Sejak saat itu muncul aturan PPKM yang membatasi pergerakan manusia pada umumnya . jangankan untuk berlibur , untuk bekerja saja pemerintah membuat aturan hanya 30% yang boleh masuk kantor demi untuk mencegah penyebaran dari Covid 19 . Sektor – sektor usaha non esensial diluar usaha makanan, dianjurkan untuk menghentikan kegiatannya. Banyak rakyat Indonesia yang menjadi korban PHK terutama di sector pariwisata. Hotel, restoran, usaha rental kendaraan dan tempat tempat wisata menjadi sepi pengunjung, karena ada larangan untuk tidak keluar rumah dan disarankan untuk bekerja di rumah.

Dikutip dari Wikipedia , menurut Badan Pusat Statistik tercatat bahwa kunjungan wisman ke Indonesia pada awal 2020 mengalami penurunan 7,62 % atau setara dengan 1,27 juta kunjungan. Angka ini dicatat dari bandara sebagai pintu masuk utama wisman masuk ke Indonesia.

Banyak para pengusaha wisata banting stir mengerjakan usaha yang lain demi menyambung hidup selama pandemic. Tidak sedikit yang menjual asset mereka untuk memenuhi kebutuhan hidup nya. Sedang untuk para karyawannya, tidak sedikit pula yang banting stir menjadi pengusaha kuliner yang dijual secara online .

Tempat tempat wisata otomatis tutup sehingga tampak tidak terawat.

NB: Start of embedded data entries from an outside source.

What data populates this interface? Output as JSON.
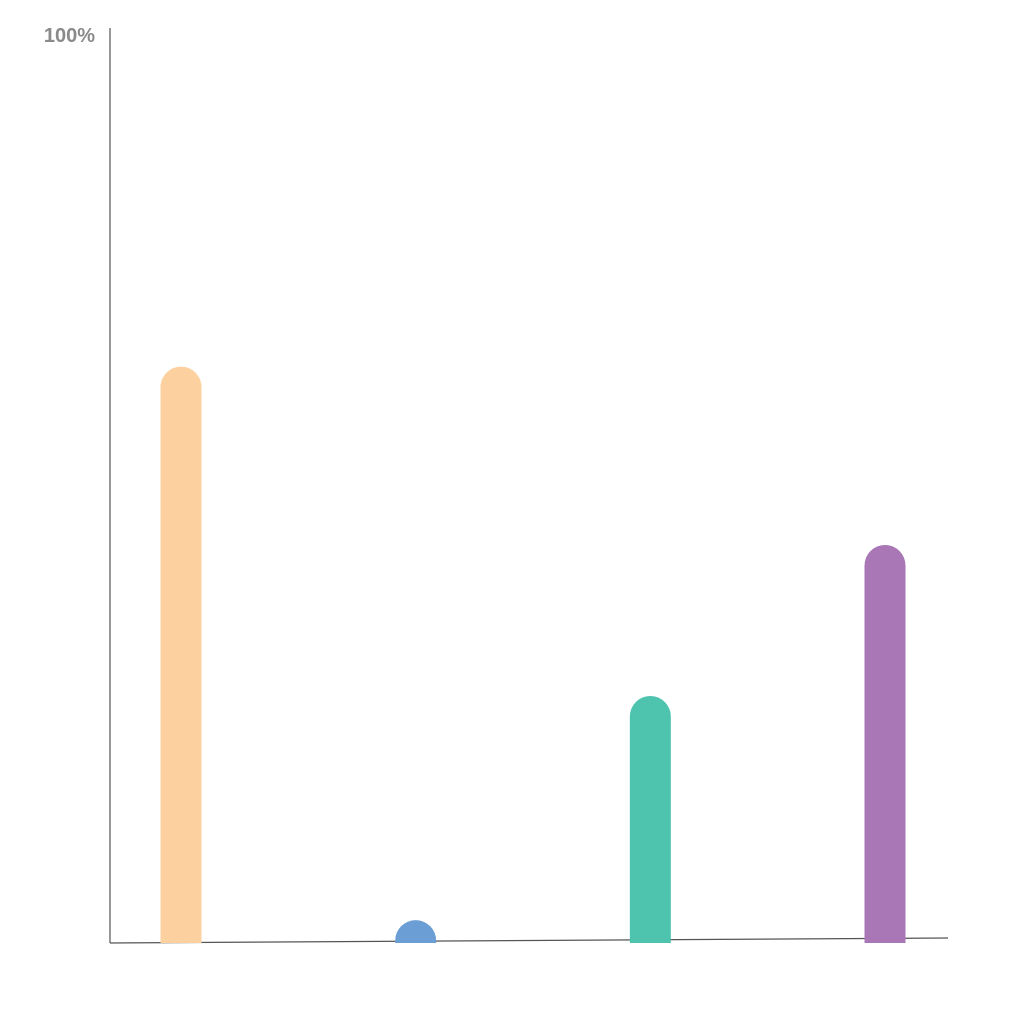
{
  "chart_data": {
    "type": "bar",
    "title": "",
    "xlabel": "",
    "ylabel": "",
    "categories": [
      "",
      "",
      "",
      ""
    ],
    "values": [
      63,
      2.5,
      27,
      43.5
    ],
    "colors": [
      "#fcd19f",
      "#6a9ed4",
      "#4ec3ae",
      "#a976b6"
    ],
    "ylim": [
      0,
      100
    ],
    "yticks": [
      {
        "value": 100,
        "label": "100%"
      }
    ],
    "grid": false,
    "legend": "none"
  }
}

Hanya beberapa orang petugas keamanan saja yang masih tampak berjaga jaga untuk mengamankan asset perusahaan.

Begitu hebatnya pandemic Covid 19 menghantam segi perekonomian Indonesia. Akhir tahun 2021, pandemi sedikit demi sedikit mulai berkurang. UKM dan sektor industri mulai bergeliat kembali termasuk sector pariwisata semenjak dilonggarkannya PPKM dan makin banyaknya masyarakat Indonesia yang sudah melakukan suntik vaksinasi anti Covid 19 .

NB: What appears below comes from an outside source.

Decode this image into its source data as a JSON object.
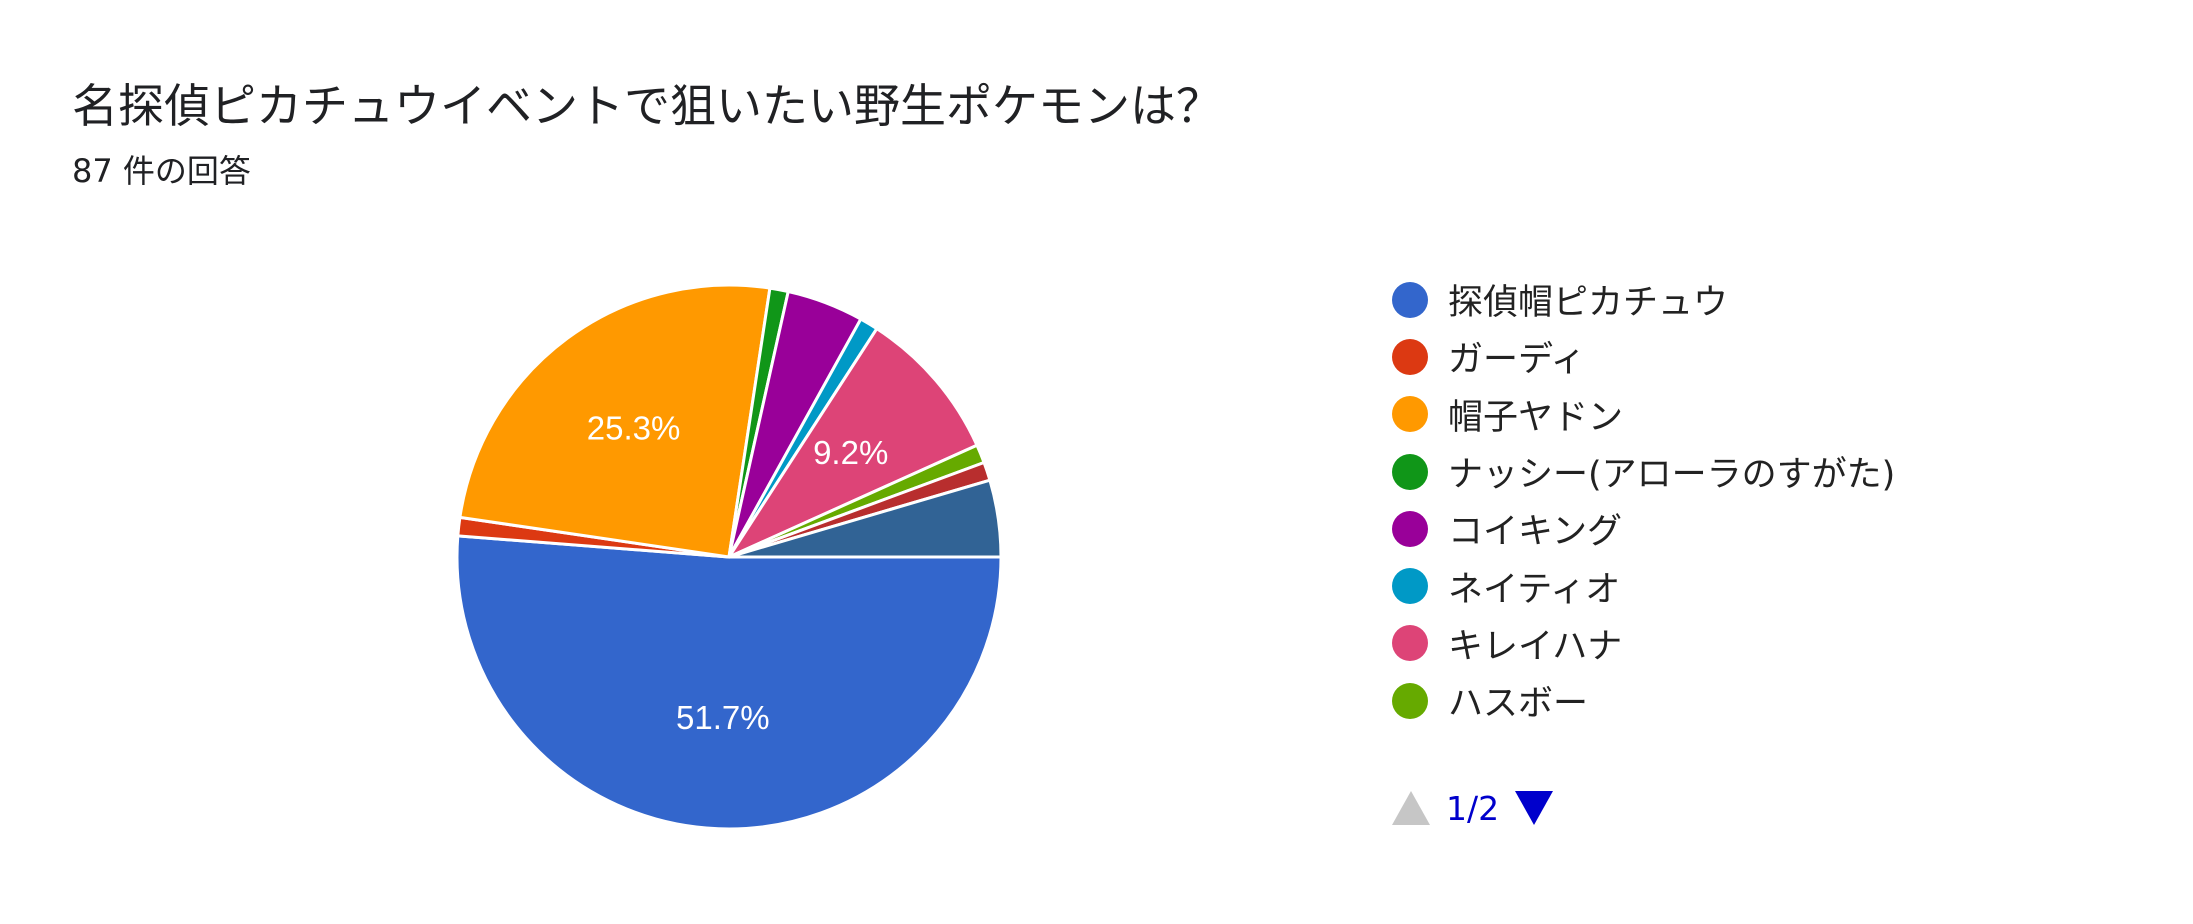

Pulau Bali sebagai tolok ukur wisata Indonesia mulai menerima kunjungan kembali para wisatawan baik manca Negara dan domestik, itupun dengan aturan yang ketat agar tidak ada lagi yang terjangkit Covid 19

Walaupun masih Adanya pembatasan jumlah pengunjung di tempat wisata, hotel, rumah makan, tapi sudah mulai membangkitkan kembali usaha di bidang pariwisata. Hotel-hotel tidak lagi kosong, tempat wisata mulai dikunjungi dan usaha kuliner semakin maju.

Semoga di tahun 2022, covid 19 benar benar hilang sehingga perekonomian Indonesia bisa segera pulih bahkan lebih maju dari sebelumnya.